Después también muere Enkudi, tragedia que derrumba de dolor a Gilgamesh. El poderoso rey marcha en busca de sabiduría para consolarse. Aunque sabe que tiene partes divinas, también sabe que va a morir. Una mujer le dice: “Los seres humanos nacen, viven y después mueren/ éste es el orden que han creado los dioses./ Pero hasta que el fin llegue, goza de tu vida,/ gástala en felicidad, no en desesperación./ Saborea tu comida, transforma cada uno de tu días/ en placer, báñate y úngete tú mismo,/ vístete con ropas brillantes,/ que la música y la danza vivan en tu hogar, /ama a tu hijos que tienes de la mano,/ y dale placer a la mujer que abrazas. / Este es el mejor camino de vida para un hombre”.
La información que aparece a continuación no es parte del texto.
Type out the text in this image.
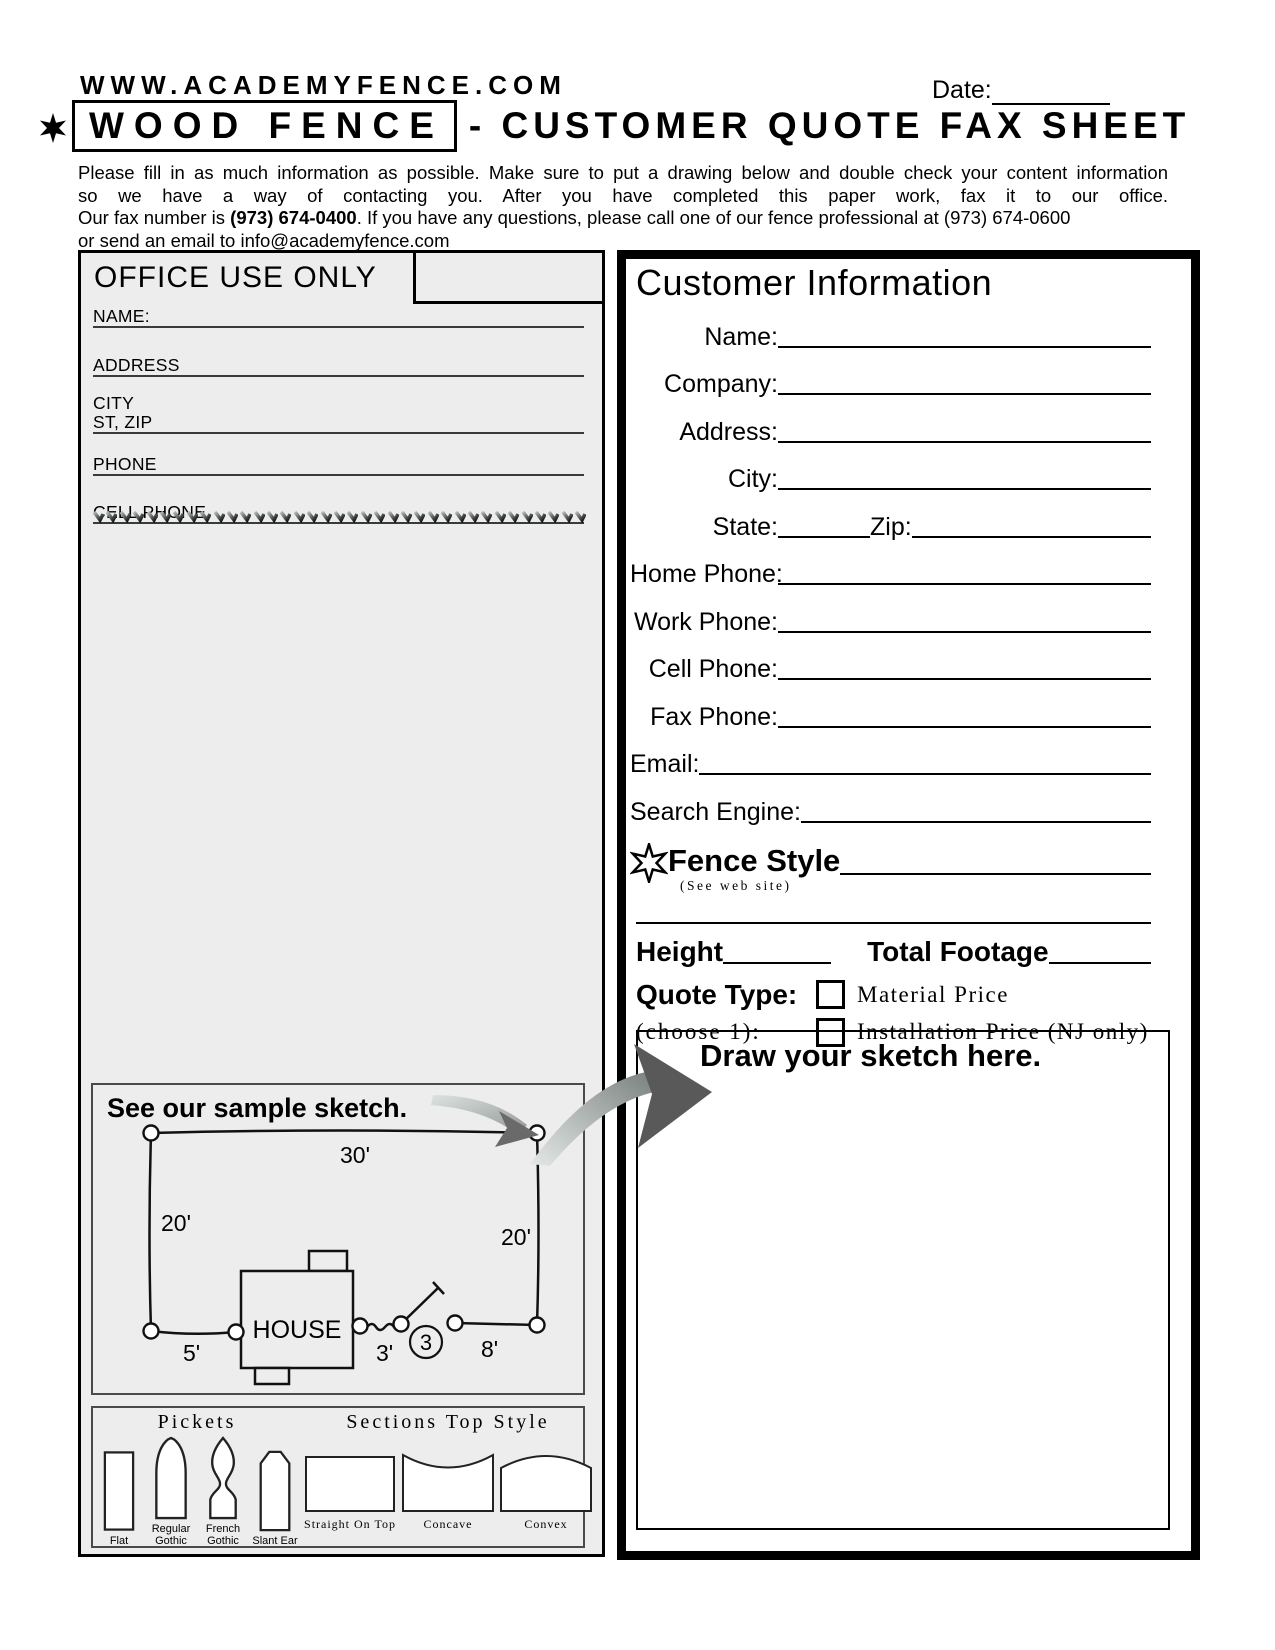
WWW.ACADEMYFENCE.COM	Date:
WOOD FENCE - CUSTOMER QUOTE FAX SHEET
Please fill in as much information as possible. Make sure to put a drawing below and double check your content information
so we have a way of contacting you. After you have completed this paper work, fax it to our office.
Our fax number is (973) 674-0400. If you have any questions, please call one of our fence professional at (973) 674-0600
or send an email to info@academyfence.com
OFFICE USE ONLY
NAME:
ADDRESS
CITY
ST, ZIP
PHONE
CELL PHONE
HOUSE	3
30'
20'
20'
5'	3'	8'
See our sample sketch.
Pickets
Flat
Regular Gothic
French Gothic	Slant Ear
Sections Top Style
Straight On Top Concave	Convex
Customer Information
Name:
Company:
Address:
City:
State:	Zip:
Home Phone:
Work Phone:
Cell Phone:
Fax Phone:
Email:
Search Engine:
Fence Style
(See web site)
Height	Total Footage
Quote Type:	Material Price
(choose 1):	Installation Price (NJ only)
Draw your sketch here.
El poema se cierra, como dijimos, de forma circular. Vuelve a describir a Uruk, pero es Gilgamesh quien habla ahora, al regreso de sus desgarrantes experiencias: “Esta es la muralla de Uruk, y ninguna ciudad en la tierra tiene otra igual. Mira sus fortificaciones que resplandecen como cobre a la luz del sol. Sube las escalinatas de piedra, que son más antiguas de lo que se puede imaginar. Acércate al templo Eanna dedicado a Ishtar, un templo que ningún rey ha igualado en tamaño y belleza. Observa las magistrales construcciones, las palmeras, los jardines, los huertos, los gloriosos palacios y las plazas públicas”.

La borrosa firma es, ya lo dijimos, de un autor que merece profunda reverencia: Sin-leki-unini.